I don't think you would lose the heat, but you might create the need for a fan or two.
I plan on trying this as soon as I have enough cans, got 40 coming my way today Since I am not pumping the air into a living space the fumes won't bother me. Just curious if you could get away with everything being siliver so it reflects back to the glass and it will still keep it trapped. Just trying to think of a way around the whole black paint issue.
My garage is pretty big so the heat didn’t really put a dent in the entire space. It was closer to mid 60’s to 70 closer to the heater though, and the internal temperature of the unit was only 120 max. Now im going to focus on larger air volume and see how it goes.
I also thought about the idea of glass and some kind of thermal mass behind the actual cans to absorb the heat and release it, once those cans cool it can go down pretty quick. I was pretty amazed though that without the sun the internal temperature was still above 70.
charles johnson "carbonout" wrote:
in stead of op cans add another piece of glass and fill it with black beauty
i fill clear glass bottles with it and set them in solar windows in the winter
I looked at your link for black beauty. I will have at least one fan, so would you recommend this product be isolated from the fan-drawn area within the heater unit?
I completely understand now and the illustration really helped!
charles johnson "carbonout" wrote:
yes i put it in clear bottles on my window sills. so i don't need paint.
what i was suggesting was another layer of glass on top of pop cans then use the black beauty to cover the
like this pic
blue = glass
black= Black beauty
Travis Philp wrote:
I would like to think that their strictness is in the best interest of the public health and safety. I could see the point that if you allowed everyone to go on making their own heating contraptions that more deaths will occur and/or houses burnt down. But if a system like the RMH is proven safe then it should be allowed. I would like to think this but I dunno, I could see corruption playing a part too.

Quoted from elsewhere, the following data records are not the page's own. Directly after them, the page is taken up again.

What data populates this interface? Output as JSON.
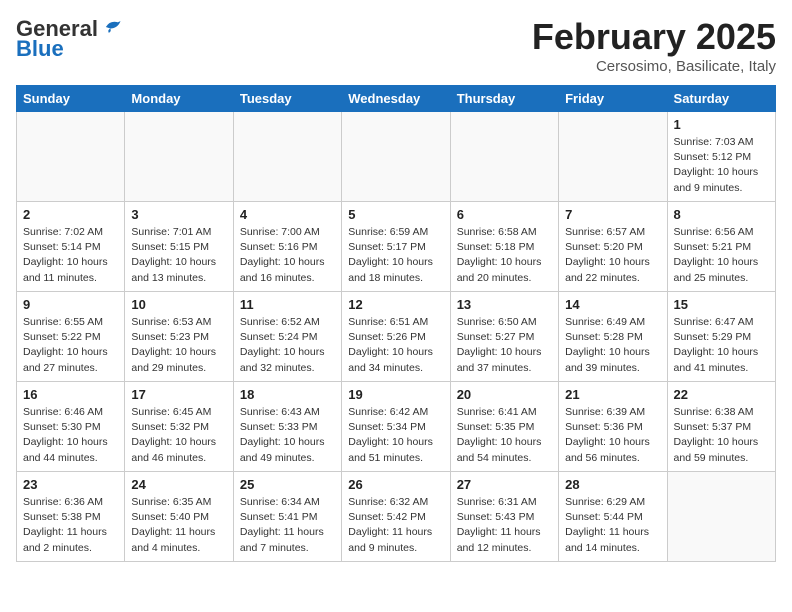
{
  "header": {
    "logo_general": "General",
    "logo_blue": "Blue",
    "month": "February 2025",
    "location": "Cersosimo, Basilicate, Italy"
  },
  "weekdays": [
    "Sunday",
    "Monday",
    "Tuesday",
    "Wednesday",
    "Thursday",
    "Friday",
    "Saturday"
  ],
  "weeks": [
    [
      {
        "day": "",
        "info": ""
      },
      {
        "day": "",
        "info": ""
      },
      {
        "day": "",
        "info": ""
      },
      {
        "day": "",
        "info": ""
      },
      {
        "day": "",
        "info": ""
      },
      {
        "day": "",
        "info": ""
      },
      {
        "day": "1",
        "info": "Sunrise: 7:03 AM\nSunset: 5:12 PM\nDaylight: 10 hours\nand 9 minutes."
      }
    ],
    [
      {
        "day": "2",
        "info": "Sunrise: 7:02 AM\nSunset: 5:14 PM\nDaylight: 10 hours\nand 11 minutes."
      },
      {
        "day": "3",
        "info": "Sunrise: 7:01 AM\nSunset: 5:15 PM\nDaylight: 10 hours\nand 13 minutes."
      },
      {
        "day": "4",
        "info": "Sunrise: 7:00 AM\nSunset: 5:16 PM\nDaylight: 10 hours\nand 16 minutes."
      },
      {
        "day": "5",
        "info": "Sunrise: 6:59 AM\nSunset: 5:17 PM\nDaylight: 10 hours\nand 18 minutes."
      },
      {
        "day": "6",
        "info": "Sunrise: 6:58 AM\nSunset: 5:18 PM\nDaylight: 10 hours\nand 20 minutes."
      },
      {
        "day": "7",
        "info": "Sunrise: 6:57 AM\nSunset: 5:20 PM\nDaylight: 10 hours\nand 22 minutes."
      },
      {
        "day": "8",
        "info": "Sunrise: 6:56 AM\nSunset: 5:21 PM\nDaylight: 10 hours\nand 25 minutes."
      }
    ],
    [
      {
        "day": "9",
        "info": "Sunrise: 6:55 AM\nSunset: 5:22 PM\nDaylight: 10 hours\nand 27 minutes."
      },
      {
        "day": "10",
        "info": "Sunrise: 6:53 AM\nSunset: 5:23 PM\nDaylight: 10 hours\nand 29 minutes."
      },
      {
        "day": "11",
        "info": "Sunrise: 6:52 AM\nSunset: 5:24 PM\nDaylight: 10 hours\nand 32 minutes."
      },
      {
        "day": "12",
        "info": "Sunrise: 6:51 AM\nSunset: 5:26 PM\nDaylight: 10 hours\nand 34 minutes."
      },
      {
        "day": "13",
        "info": "Sunrise: 6:50 AM\nSunset: 5:27 PM\nDaylight: 10 hours\nand 37 minutes."
      },
      {
        "day": "14",
        "info": "Sunrise: 6:49 AM\nSunset: 5:28 PM\nDaylight: 10 hours\nand 39 minutes."
      },
      {
        "day": "15",
        "info": "Sunrise: 6:47 AM\nSunset: 5:29 PM\nDaylight: 10 hours\nand 41 minutes."
      }
    ],
    [
      {
        "day": "16",
        "info": "Sunrise: 6:46 AM\nSunset: 5:30 PM\nDaylight: 10 hours\nand 44 minutes."
      },
      {
        "day": "17",
        "info": "Sunrise: 6:45 AM\nSunset: 5:32 PM\nDaylight: 10 hours\nand 46 minutes."
      },
      {
        "day": "18",
        "info": "Sunrise: 6:43 AM\nSunset: 5:33 PM\nDaylight: 10 hours\nand 49 minutes."
      },
      {
        "day": "19",
        "info": "Sunrise: 6:42 AM\nSunset: 5:34 PM\nDaylight: 10 hours\nand 51 minutes."
      },
      {
        "day": "20",
        "info": "Sunrise: 6:41 AM\nSunset: 5:35 PM\nDaylight: 10 hours\nand 54 minutes."
      },
      {
        "day": "21",
        "info": "Sunrise: 6:39 AM\nSunset: 5:36 PM\nDaylight: 10 hours\nand 56 minutes."
      },
      {
        "day": "22",
        "info": "Sunrise: 6:38 AM\nSunset: 5:37 PM\nDaylight: 10 hours\nand 59 minutes."
      }
    ],
    [
      {
        "day": "23",
        "info": "Sunrise: 6:36 AM\nSunset: 5:38 PM\nDaylight: 11 hours\nand 2 minutes."
      },
      {
        "day": "24",
        "info": "Sunrise: 6:35 AM\nSunset: 5:40 PM\nDaylight: 11 hours\nand 4 minutes."
      },
      {
        "day": "25",
        "info": "Sunrise: 6:34 AM\nSunset: 5:41 PM\nDaylight: 11 hours\nand 7 minutes."
      },
      {
        "day": "26",
        "info": "Sunrise: 6:32 AM\nSunset: 5:42 PM\nDaylight: 11 hours\nand 9 minutes."
      },
      {
        "day": "27",
        "info": "Sunrise: 6:31 AM\nSunset: 5:43 PM\nDaylight: 11 hours\nand 12 minutes."
      },
      {
        "day": "28",
        "info": "Sunrise: 6:29 AM\nSunset: 5:44 PM\nDaylight: 11 hours\nand 14 minutes."
      },
      {
        "day": "",
        "info": ""
      }
    ]
  ]
}
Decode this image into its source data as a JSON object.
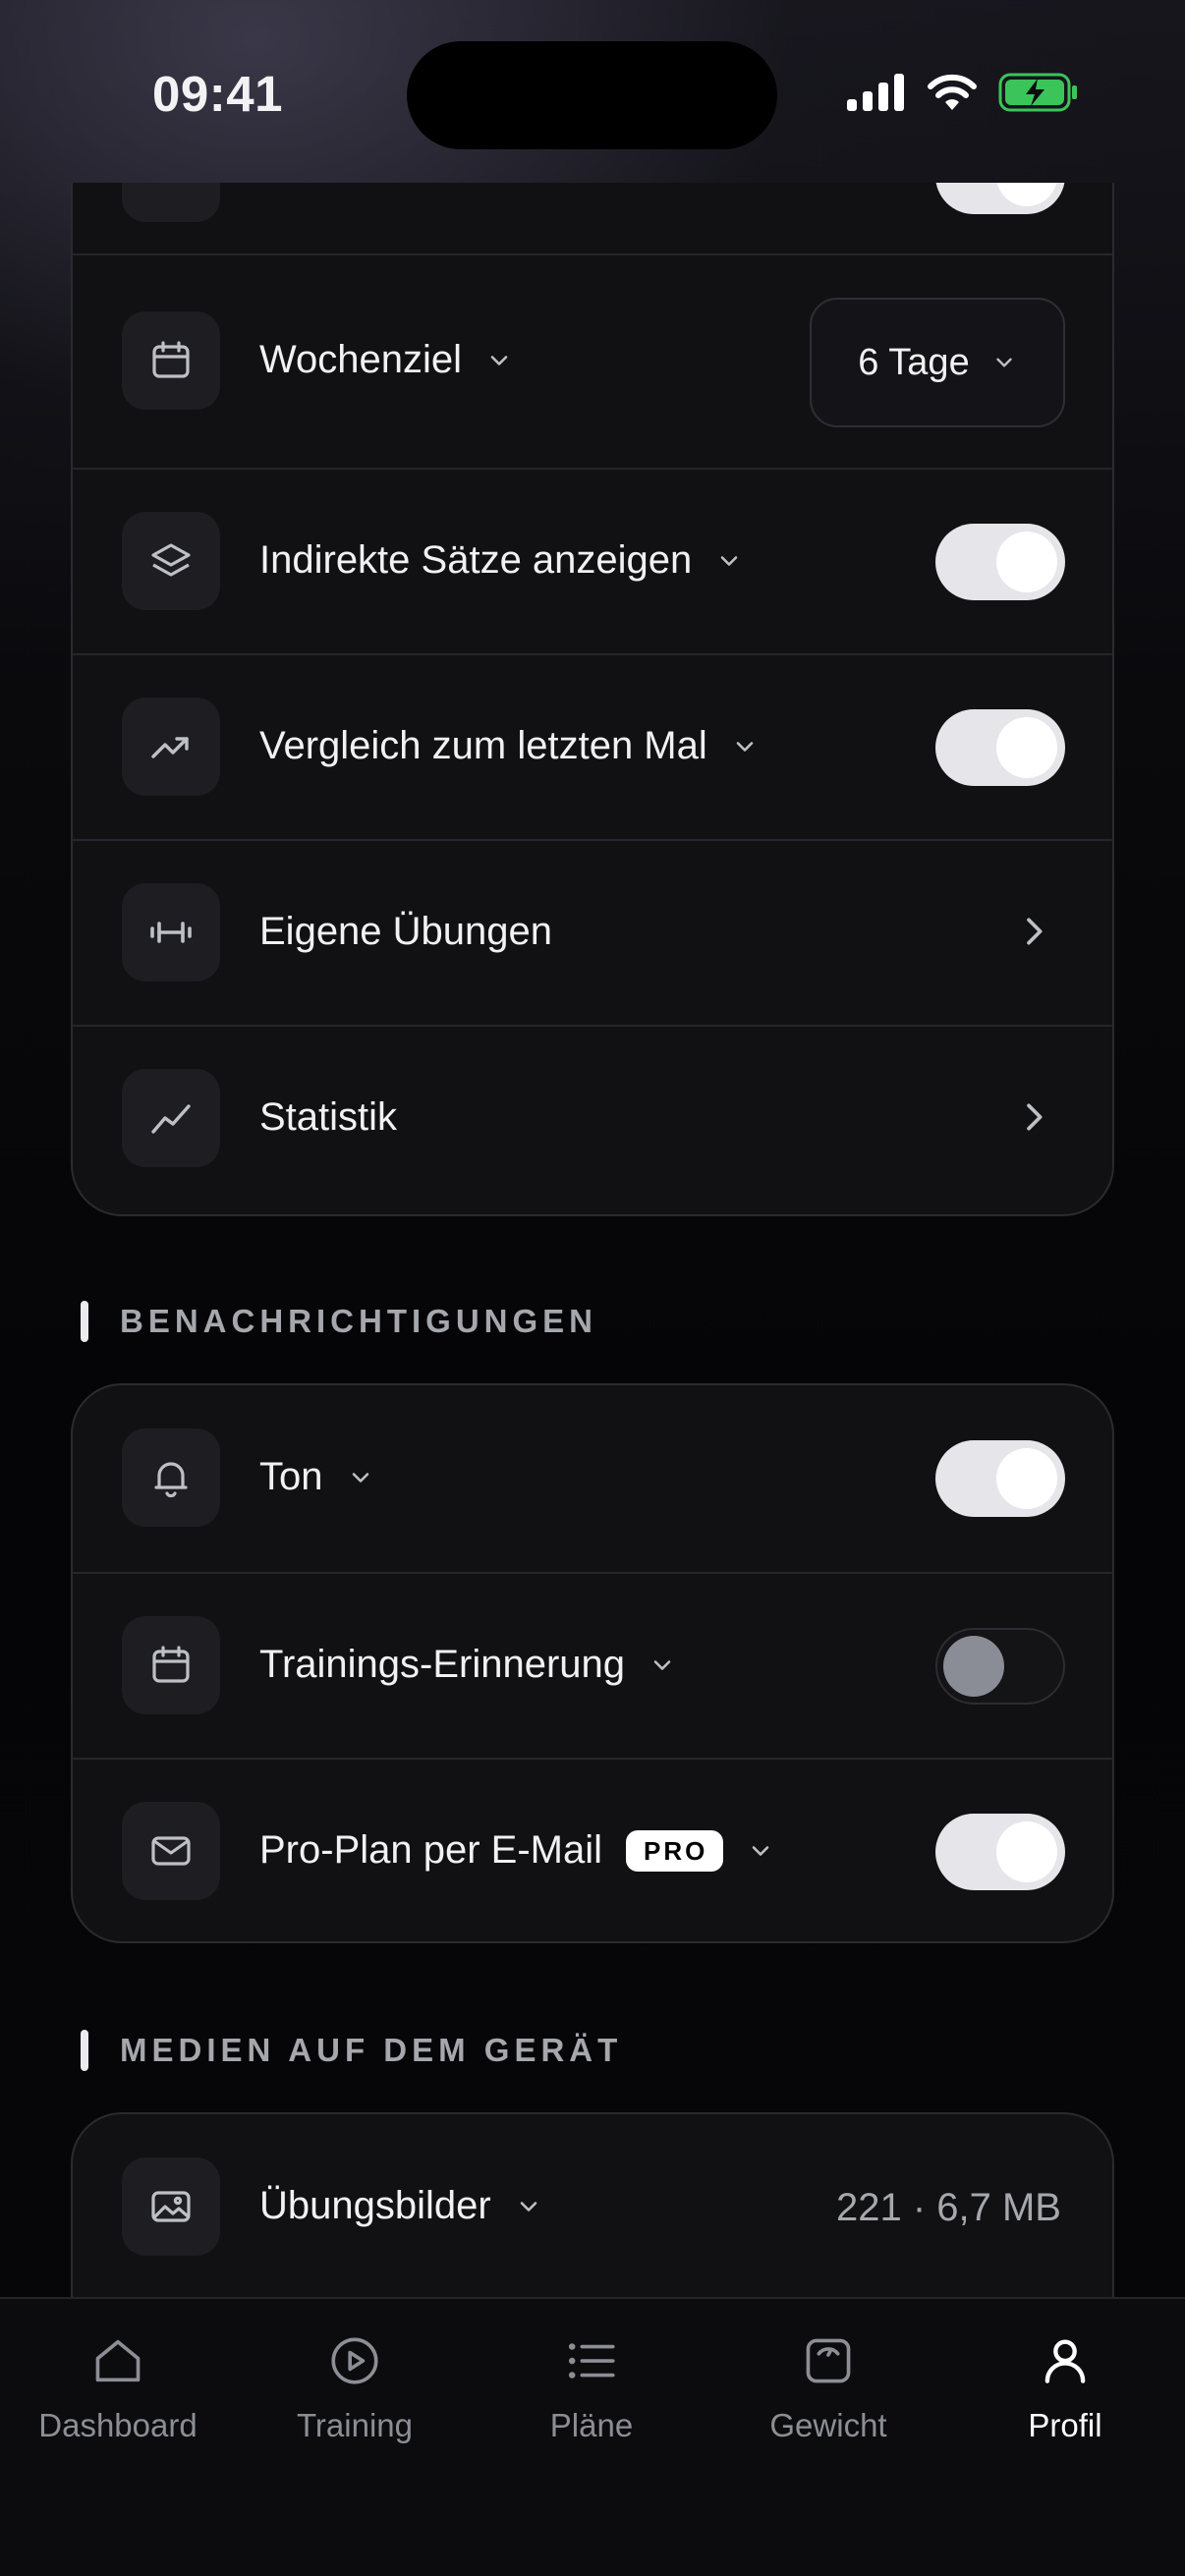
{
  "status_bar": {
    "time": "09:41"
  },
  "settings_card": {
    "rows": [
      {
        "label": "Wochenziel",
        "select_value": "6 Tage"
      },
      {
        "label": "Indirekte Sätze anzeigen",
        "toggle_on": true
      },
      {
        "label": "Vergleich zum letzten Mal",
        "toggle_on": true
      },
      {
        "label": "Eigene Übungen"
      },
      {
        "label": "Statistik"
      }
    ]
  },
  "notifications": {
    "title": "BENACHRICHTIGUNGEN",
    "rows": [
      {
        "label": "Ton",
        "toggle_on": true
      },
      {
        "label": "Trainings-Erinnerung",
        "toggle_on": false
      },
      {
        "label": "Pro-Plan per E-Mail",
        "badge": "PRO",
        "toggle_on": true
      }
    ]
  },
  "media": {
    "title": "MEDIEN AUF DEM GERÄT",
    "rows": [
      {
        "label": "Übungsbilder",
        "value": "221 · 6,7 MB"
      }
    ]
  },
  "tabbar": {
    "tabs": [
      {
        "label": "Dashboard",
        "icon": "home-icon"
      },
      {
        "label": "Training",
        "icon": "play-circle-icon"
      },
      {
        "label": "Pläne",
        "icon": "list-icon"
      },
      {
        "label": "Gewicht",
        "icon": "scale-icon"
      },
      {
        "label": "Profil",
        "icon": "user-icon",
        "active": true
      }
    ]
  },
  "colors": {
    "toggle_on": "#e6e6ea",
    "card_bg": "#111114",
    "accent": "#ffffff"
  }
}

I think the problem is that it is new and doesn't have the track record of the conventional wood stove.
Everything inside the solar air heater, that is converting light to heat, needs to be FLAT Black.
Erica Wisner wrote:
On the original topic
Actually, sealed plastic containers of water, with a little colorant if you like, work great. So does a brick floor or a lovely tinted cement slab with insulation underneath. Passive solar absorbers don't need to be black; most thermal mass absorbs heat quite effectively when located inside a sunny window.

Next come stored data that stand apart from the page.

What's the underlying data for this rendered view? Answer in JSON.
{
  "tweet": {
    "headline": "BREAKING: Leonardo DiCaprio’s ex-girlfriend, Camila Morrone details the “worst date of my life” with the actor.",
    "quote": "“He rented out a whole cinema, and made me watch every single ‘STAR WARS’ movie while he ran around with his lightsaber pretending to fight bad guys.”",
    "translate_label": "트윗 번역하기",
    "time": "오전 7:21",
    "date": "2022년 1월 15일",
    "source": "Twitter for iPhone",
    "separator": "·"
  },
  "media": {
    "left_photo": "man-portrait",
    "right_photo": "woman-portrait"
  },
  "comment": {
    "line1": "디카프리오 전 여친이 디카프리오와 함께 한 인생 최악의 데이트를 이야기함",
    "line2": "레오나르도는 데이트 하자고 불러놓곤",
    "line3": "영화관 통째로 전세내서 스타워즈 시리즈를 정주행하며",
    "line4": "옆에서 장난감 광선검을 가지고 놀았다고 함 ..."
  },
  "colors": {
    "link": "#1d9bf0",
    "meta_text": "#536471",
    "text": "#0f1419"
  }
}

Black does help maximize temperatures, though, which you need if you're going to use really inefficient fans and hot air instead of just directly heating some thermal mass.
I actually have one of these pop can beasties in the wilds of Northeastern Ontario, been working for the last 3 heating seasons. My average use of natural gas has gone from $112 Canadian /month to $69/mo equal billing over 10 months, no bills in July and August. At 39.9 cents per cubic metre delivered this equates to saving 1077.69 cubic meters or 1002255.64 BTU's. No smell problems as I used a flat black motorcycle exhaust paint and cured it in the summer sun for over a month before needing heat. My intake/exhaust is a little more complicated to open only when there is heat above 25 celsius and close an insulated trap door when temperatures are low preventing backflow of cold air. As I have used a programmable thermostat for the last 5 years on thr natural gas furnace and only done some minor caulking and draft stoppage most of the difference can be attributed to the passive solar heater, 4'x8'. I would also note last year was one of the coldest and darkest ever, we had 9' snow banks and I could hardly throw the snow over the edges of the driveway. I will confess to having shaped the snow in the back yard into a reflector to increase the effect of the heater, it seemed to help. What's a bloke to do when the snow is that deep.
I am toying with ideas , wondering in summer when we do not need heat , could you use the hot air vented from the top it to power a Stirling engine?